Commenting on Thursday’s 87 Bcf storage injection for the week ended May 23, Blair noted that natural gas inventory levels continue to hover near the five-year average, even with the extended outage of the 900 MMcf/d Independence Hub in the Gulf of Mexico. “If the hub comes back on-line during the first half of June as scheduled, the injections week-to-week will begin looking even better,” he said.

Market students of seasonal factors and technical analysis see Thursday’s 52.1-cent plunge by the July contract to $11.474 as ominous. “It does not look good for the bulls. This is the seasonal peaking window.
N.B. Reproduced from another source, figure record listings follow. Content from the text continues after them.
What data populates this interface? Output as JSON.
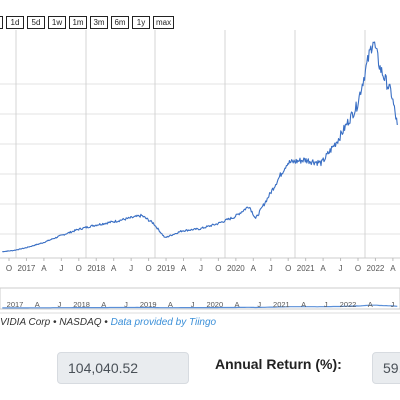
{
  "range_buttons": [
    "",
    "1d",
    "5d",
    "1w",
    "1m",
    "3m",
    "6m",
    "1y",
    "max"
  ],
  "footer": {
    "source": "VIDIA Corp",
    "separator_1": "•",
    "exchange": "NASDAQ",
    "separator_2": "•",
    "provider_link": "Data provided by Tiingo"
  },
  "stats": {
    "value_box": "104,040.52",
    "annual_return_label": "Annual Return (%):",
    "annual_return_value": "59."
  },
  "colors": {
    "series": "#3a6fc4",
    "navigator": "#5a8fd8",
    "grid": "#e3e3e3",
    "link": "#3a8fd8"
  },
  "chart_data": {
    "type": "line",
    "series": [
      {
        "values": [
          [
            "2016-08-01",
            1.0
          ],
          [
            "2016-10-01",
            1.2
          ],
          [
            "2016-12-01",
            1.6
          ],
          [
            "2017-03-01",
            2.4
          ],
          [
            "2017-06-01",
            3.5
          ],
          [
            "2017-09-01",
            4.5
          ],
          [
            "2017-12-01",
            5.2
          ],
          [
            "2018-03-01",
            5.7
          ],
          [
            "2018-06-01",
            6.3
          ],
          [
            "2018-08-01",
            6.7
          ],
          [
            "2018-10-01",
            5.5
          ],
          [
            "2018-12-01",
            3.2
          ],
          [
            "2019-03-01",
            4.3
          ],
          [
            "2019-06-01",
            4.6
          ],
          [
            "2019-09-01",
            5.4
          ],
          [
            "2019-12-01",
            6.5
          ],
          [
            "2020-02-15",
            8.2
          ],
          [
            "2020-03-20",
            6.2
          ],
          [
            "2020-06-01",
            10.0
          ],
          [
            "2020-09-01",
            15.0
          ],
          [
            "2020-12-01",
            15.5
          ],
          [
            "2021-03-01",
            15.0
          ],
          [
            "2021-06-01",
            19.0
          ],
          [
            "2021-09-01",
            24.0
          ],
          [
            "2021-11-25",
            34.5
          ],
          [
            "2022-01-01",
            30.0
          ],
          [
            "2022-03-01",
            26.0
          ],
          [
            "2022-04-01",
            21.0
          ]
        ]
      }
    ],
    "x_tick_labels": [
      "O",
      "2017",
      "A",
      "J",
      "O",
      "2018",
      "A",
      "J",
      "O",
      "2019",
      "A",
      "J",
      "O",
      "2020",
      "A",
      "J",
      "O",
      "2021",
      "A",
      "J",
      "O",
      "2022",
      "A"
    ],
    "navigator_labels": [
      "2017",
      "A",
      "J",
      "2018",
      "A",
      "J",
      "2019",
      "A",
      "J",
      "2020",
      "A",
      "J",
      "2021",
      "A",
      "J",
      "2022",
      "A",
      "J"
    ],
    "grid": true
  }
}
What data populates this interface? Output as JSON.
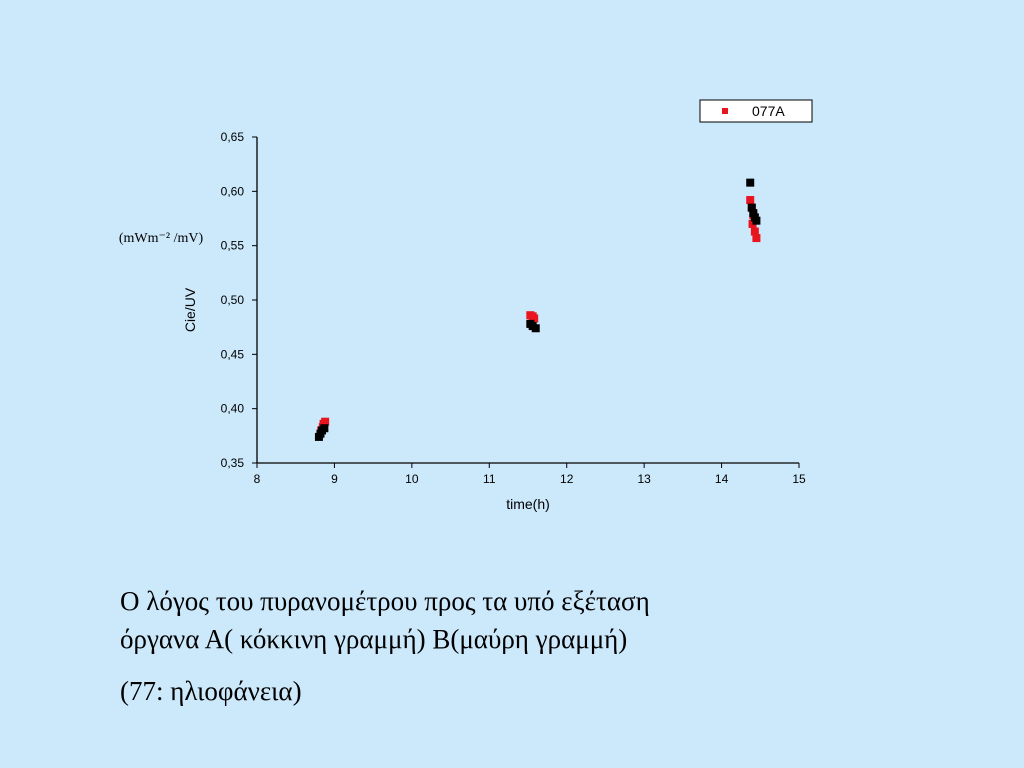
{
  "chart_data": {
    "type": "scatter",
    "x_label": "time(h)",
    "y_label": "Cie/UV",
    "y_unit": "(mWm⁻² /mV)",
    "xlim": [
      8,
      15
    ],
    "xticks": [
      8,
      9,
      10,
      11,
      12,
      13,
      14,
      15
    ],
    "ylim": [
      0.35,
      0.65
    ],
    "yticks": [
      {
        "value": 0.35,
        "label": "0,35"
      },
      {
        "value": 0.4,
        "label": "0,40"
      },
      {
        "value": 0.45,
        "label": "0,45"
      },
      {
        "value": 0.5,
        "label": "0,50"
      },
      {
        "value": 0.55,
        "label": "0,55"
      },
      {
        "value": 0.6,
        "label": "0,60"
      },
      {
        "value": 0.65,
        "label": "0,65"
      }
    ],
    "legend": "top-right",
    "series": [
      {
        "name": "077A",
        "color": "#e8141e",
        "x": [
          8.83,
          8.85,
          8.86,
          8.88,
          11.53,
          11.56,
          11.58,
          14.37,
          14.39,
          14.41,
          14.4,
          14.43,
          14.45
        ],
        "values": [
          0.38,
          0.383,
          0.386,
          0.388,
          0.486,
          0.485,
          0.483,
          0.592,
          0.585,
          0.578,
          0.57,
          0.563,
          0.557
        ]
      },
      {
        "color": "#000000",
        "x": [
          8.8,
          8.82,
          8.84,
          8.87,
          11.53,
          11.56,
          11.6,
          14.37,
          14.39,
          14.41,
          14.43,
          14.45
        ],
        "values": [
          0.374,
          0.377,
          0.38,
          0.382,
          0.478,
          0.476,
          0.474,
          0.608,
          0.585,
          0.58,
          0.576,
          0.573
        ]
      }
    ]
  },
  "slide_text": {
    "lines": [
      "Ο λόγος του πυρανομέτρου προς τα υπό εξέταση",
      "όργανα Α( κόκκινη γραμμή)  Β(μαύρη γραμμή)"
    ],
    "note": "(77: ηλιοφάνεια)"
  }
}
The sentiment is the most bullish since the $15.780 peak,” Walter Zimmerman of United Energy said, noting that market peaks are often characterized by overwhelming bullish sentiment. He added that both daily and weekly charts show Relative Strength Index divergence sell signals, and utilizing wave count methodology shows that if July closes below $11.120, there is a likelihood of “a sharp decline to the $10.080-9.460 zone. In the bullish case a multi-week period of congestion between $12.085 and $9.460 should then extend into the late summer,” he said in a morning note to clients.

Those who follow crude oil as a guiding force for natural gas prices may want to take a close look at what happened to the crude oil market following Thursday’s release of supply statistics. Expectations were for small gains in crude oil supplies to unchanged, but the actual figure came in at a whopping 8.8 million-bbl drop — decidedly bullish.

“When you look at the inventory expectations, especially on the crude oil side of the market, the psychology is fascinating,” said a Washington, DC-based broker. Crude oil inventories showed a much larger draw than the market expected, prices rallied briefly and then fell hard. “Natural gas rolled up with the crude, got quickly reversed, rallied a bit and then got crushed. I’m not so sure that there is the same level of ‘buy the dips’ in natural gas as there are in crude oil, but either way both attempted rallies [Thursday] and got wiped out.

“An undeniably bullish number, a surprise headline, a major rally and the rally gets destroyed — sounds like a market top to me,” the broker added.